Assessing “Accountability” under the GDPR
November 26, 2018
The General Data Protection Regulation (“GDPR”) holds a data controller accountable for verifying its compliance with the GDPR’s key principles of: lawfulness; fairness; transparency; purpose limitation; data minimisation; accuracy; storage limitation; integrity; and confidentiality.
A lot has been written about the concept of accountability. This article proposes a model for assessing accountability in light of the GDPR’s requirements.
What does “accountability” mean?
The GDPR represents a significant change in the approach to data protection. A key change is that the GDPR seeks to unify EU Member States’ data privacy rules. It also shifts the approach to data privacy compliance towards self-regulation, changing the role of data protection authorities from a primarily supervisory to a primarily monitoring one, while also expanding the authorities’ supervisory rights .
All data controllers – and data processors – must develop and maintain various organizational and technical measures – or data protection controls – to ensure their ability to assess their respective compliance – or “accountability” – with the GDPR’s principles.
The GDPR’s self-regulation concept carries challenges for all companies, and particularly for those that conduct larger, more complex data processing activities. Although the GDPR does not mandate this, companies could ensure data protection compliance by implementing, maintaining – and continuously improving – an internal data protection governance framework. That can be done by adapting to the data privacy environment practices typically used in information security and risk management, to create a comprehensive framework spanning each of the company’s functions that comes into contact with personal data. Once created, the maturity of each process within that framework must be assessed periodically by professionals, to measure the company’s performance relative to data privacy compliance.
Creating an “accountability” assessment framework
The first step in building the framework is having a data protection strategy. Not every business requires such a strategy. Those businesses conducting complex, extensive data processing activities or monitoring data subjects on a large scale, or whose data processing involves sensitive data, would be well served to adopt such a strategy. That strategy should support the business’ plans and be supported by the business’ procedures.

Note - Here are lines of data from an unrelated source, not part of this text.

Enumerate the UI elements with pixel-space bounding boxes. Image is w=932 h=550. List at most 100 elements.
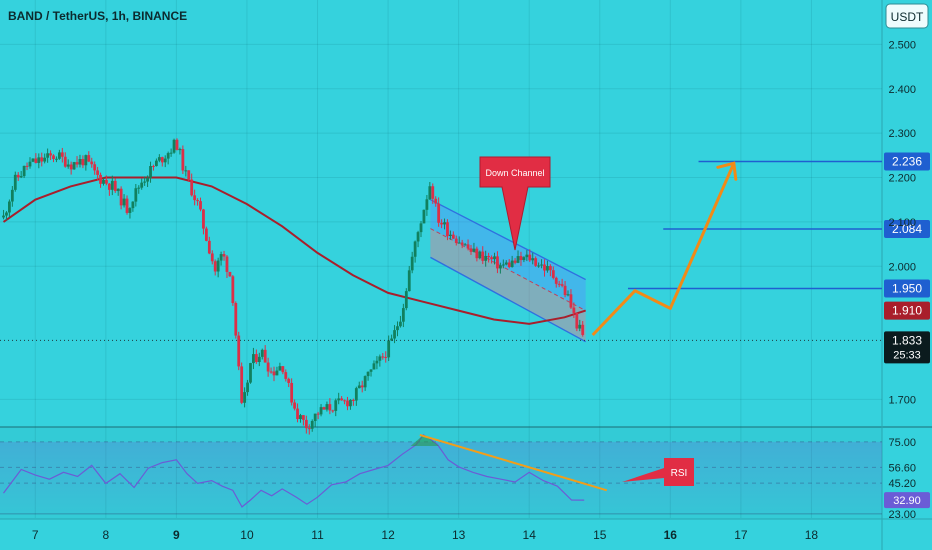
candle-body[interactable] [446, 222, 449, 237]
candle-body[interactable] [116, 188, 120, 192]
rsi-callout[interactable] [622, 458, 694, 486]
candle-body[interactable] [546, 266, 549, 271]
candle-body[interactable] [187, 170, 191, 180]
candle-body[interactable] [37, 157, 41, 163]
candle-body[interactable] [69, 164, 73, 170]
candle-body[interactable] [19, 176, 23, 178]
candle-body[interactable] [257, 356, 261, 363]
candle-body[interactable] [537, 265, 541, 267]
candle-body[interactable] [346, 400, 349, 407]
candle-body[interactable] [384, 356, 388, 358]
candle-body[interactable] [16, 174, 20, 178]
candle-body[interactable] [325, 404, 329, 410]
candle-body[interactable] [84, 155, 88, 166]
candle-body[interactable] [8, 201, 11, 213]
candle-body[interactable] [52, 155, 55, 159]
candle-body[interactable] [155, 160, 158, 167]
candle-body[interactable] [334, 400, 338, 411]
candle-body[interactable] [560, 284, 564, 286]
candle-body[interactable] [475, 248, 479, 259]
candle-body[interactable] [75, 162, 79, 165]
candle-body[interactable] [343, 400, 346, 402]
candle-body[interactable] [575, 312, 579, 329]
candle-body[interactable] [219, 254, 223, 261]
candle-body[interactable] [25, 165, 29, 167]
candle-body[interactable] [393, 330, 396, 339]
candle-body[interactable] [290, 382, 294, 403]
candle-body[interactable] [422, 209, 426, 224]
candle-body[interactable] [472, 248, 476, 252]
candle-body[interactable] [222, 254, 226, 257]
candle-body[interactable] [169, 152, 173, 154]
rsi-trendline[interactable] [419, 433, 608, 492]
candle-body[interactable] [199, 201, 202, 210]
candle-body[interactable] [210, 253, 214, 262]
candle-body[interactable] [252, 354, 255, 364]
candle-body[interactable] [113, 180, 117, 192]
candle-body[interactable] [125, 198, 129, 213]
candle-body[interactable] [107, 183, 111, 190]
candle-body[interactable] [331, 410, 335, 412]
candle-body[interactable] [481, 251, 485, 261]
candle-body[interactable] [566, 294, 570, 296]
candle-body[interactable] [263, 349, 267, 363]
candle-body[interactable] [34, 158, 38, 163]
channel-upper-line[interactable] [430, 199, 586, 281]
candle-body[interactable] [302, 415, 305, 420]
candle-body[interactable] [55, 158, 58, 160]
candle-body[interactable] [572, 307, 576, 313]
candle-body[interactable] [310, 421, 314, 429]
candle-body[interactable] [437, 203, 441, 223]
candle-body[interactable] [578, 324, 582, 329]
candle-body[interactable] [128, 208, 132, 213]
candle-body[interactable] [534, 258, 538, 266]
candle-body[interactable] [240, 366, 244, 403]
candle-body[interactable] [378, 356, 382, 361]
candle-body[interactable] [375, 360, 379, 364]
candle-body[interactable] [428, 186, 432, 200]
candle-body[interactable] [175, 139, 179, 150]
candle-body[interactable] [2, 215, 5, 218]
candle-body[interactable] [404, 291, 408, 309]
candle-body[interactable] [249, 363, 252, 383]
projection-path[interactable] [591, 162, 736, 337]
candle-body[interactable] [487, 255, 491, 258]
candle-body[interactable] [457, 242, 461, 244]
candle-body[interactable] [369, 369, 373, 372]
candle-body[interactable] [152, 166, 155, 168]
candle-body[interactable] [46, 153, 50, 158]
candle-body[interactable] [105, 179, 108, 184]
candle-body[interactable] [434, 198, 438, 204]
candle-body[interactable] [66, 164, 70, 167]
candle-body[interactable] [366, 371, 370, 377]
candle-body[interactable] [390, 338, 394, 341]
candle-body[interactable] [60, 152, 64, 157]
candle-body[interactable] [216, 260, 220, 272]
candle-body[interactable] [463, 244, 467, 246]
candle-body[interactable] [451, 234, 455, 239]
candle-body[interactable] [157, 157, 161, 161]
candle-body[interactable] [172, 139, 176, 153]
candle-body[interactable] [328, 404, 332, 411]
candle-body[interactable] [425, 199, 429, 210]
candle-body[interactable] [122, 198, 126, 206]
candle-body[interactable] [401, 308, 405, 322]
candle-body[interactable] [102, 179, 105, 184]
rsi-line[interactable] [3, 434, 585, 508]
candle-body[interactable] [231, 276, 235, 304]
candle-body[interactable] [110, 180, 114, 190]
candle-body[interactable] [272, 371, 276, 376]
candle-body[interactable] [213, 261, 217, 272]
candle-body[interactable] [93, 164, 97, 171]
candle-body[interactable] [78, 159, 82, 165]
candle-body[interactable] [149, 166, 152, 178]
candle-body[interactable] [137, 187, 141, 189]
candle-body[interactable] [431, 186, 435, 199]
candle-body[interactable] [166, 153, 170, 159]
candle-body[interactable] [63, 156, 67, 167]
candle-body[interactable] [563, 285, 567, 296]
candle-body[interactable] [254, 354, 258, 363]
candle-body[interactable] [519, 256, 523, 261]
candle-body[interactable] [507, 262, 511, 268]
candle-body[interactable] [163, 158, 167, 163]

To create that strategy, one first analyses and assesses the business’ goals, existing opportunities and limitations, and company resources in light of data protection requirements. Aligning the risks arising from those requirements with the company’s internal and external risk appetite is also an important part of this process. To create the strategy, one first must assess the data processing activities that the core business and each of its support functions will conduct. The latter include, for example, marketing activities, third party vendor communications, outsourcing, M&A, IT, information security, fraud detection and prevention, internal whistle blowing, and employment.
That approach will enable that data protection as a control functional area supports each of the company’s other functions to enable the business to target potential customers in a manner compliant with the GDPR. In other words, GDPR considerations must be at the core of the business’ strategy.
Then one needs to identify both the internal and external (human and legal) resources needed to achieve the privacy strategy. Companies which must appoint a Data Protection Officer, or those who choose to do so voluntarily, will find that they are legally obliged to allocate resources (including budget) for data protection and compliance purposes.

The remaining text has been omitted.